On Friday Saturday evening, I went out for a noisy drink with Mr and Mrs Wardytron, their livejournal friend Jim(?) and a posse of goths. Thank you, Wardy, for inviting me. It was fun.

One of the few serious topics of conversation that came up was the new Conservative Party leader. It’s not been often in the past few years that the words “Conservative Party leader” and “serious” have appeared in the same sentence, except when “serious” has been followed by “difficulties”. Wardy suggested that now the leader of the Labour Party will be the one with the difficulties because the media have decided on a story and the story is that David Cameron is a plausible contender for Prime Minister; the media have gone further than that in fact: they are already writing the story of his triumph over Gordon Brown.
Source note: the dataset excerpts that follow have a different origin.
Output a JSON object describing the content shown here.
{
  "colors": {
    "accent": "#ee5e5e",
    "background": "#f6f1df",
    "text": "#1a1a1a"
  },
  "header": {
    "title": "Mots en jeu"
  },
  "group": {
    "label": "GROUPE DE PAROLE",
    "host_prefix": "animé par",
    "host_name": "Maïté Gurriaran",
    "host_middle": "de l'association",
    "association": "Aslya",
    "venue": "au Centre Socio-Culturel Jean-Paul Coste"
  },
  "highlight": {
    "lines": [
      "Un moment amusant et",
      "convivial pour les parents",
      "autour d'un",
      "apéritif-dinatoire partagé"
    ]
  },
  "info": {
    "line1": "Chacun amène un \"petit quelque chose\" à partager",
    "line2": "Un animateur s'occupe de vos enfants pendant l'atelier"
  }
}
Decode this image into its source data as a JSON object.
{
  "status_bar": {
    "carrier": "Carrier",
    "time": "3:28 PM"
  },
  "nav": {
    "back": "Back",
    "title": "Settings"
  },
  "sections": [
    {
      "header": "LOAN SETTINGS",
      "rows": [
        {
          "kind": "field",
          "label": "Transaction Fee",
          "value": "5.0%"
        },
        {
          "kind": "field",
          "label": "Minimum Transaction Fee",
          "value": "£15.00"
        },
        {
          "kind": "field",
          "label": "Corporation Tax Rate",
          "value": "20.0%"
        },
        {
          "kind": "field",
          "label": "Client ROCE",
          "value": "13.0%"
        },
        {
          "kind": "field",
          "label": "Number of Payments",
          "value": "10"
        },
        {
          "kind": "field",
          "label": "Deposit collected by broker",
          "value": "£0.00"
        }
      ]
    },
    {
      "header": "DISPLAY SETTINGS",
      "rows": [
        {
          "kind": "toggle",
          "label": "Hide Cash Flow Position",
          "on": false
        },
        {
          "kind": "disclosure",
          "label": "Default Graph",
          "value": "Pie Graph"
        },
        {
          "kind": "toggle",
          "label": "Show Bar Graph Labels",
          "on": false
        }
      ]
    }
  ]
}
I don’t believe that it’s going to work out like that in reality, but things are certainly going to be more interesting from now on.

What worried me slightly yesterday was that the Observer‘s Money columnist William Keegan, he of the unchanging Dean Friedman hair-and-tache and unreconstructed Callaghan-era economics, wrote a piece yesterday about how Gordon Brown had nothing to worry about. Since Keegan’s predictions about the British economy and his Old Labour criticisms of the Chancellor’s policies have been pretty consistently wrong throughout the reign of the Blair administration I am now officially scared.

I wonder what the collective noun is for a group of goths?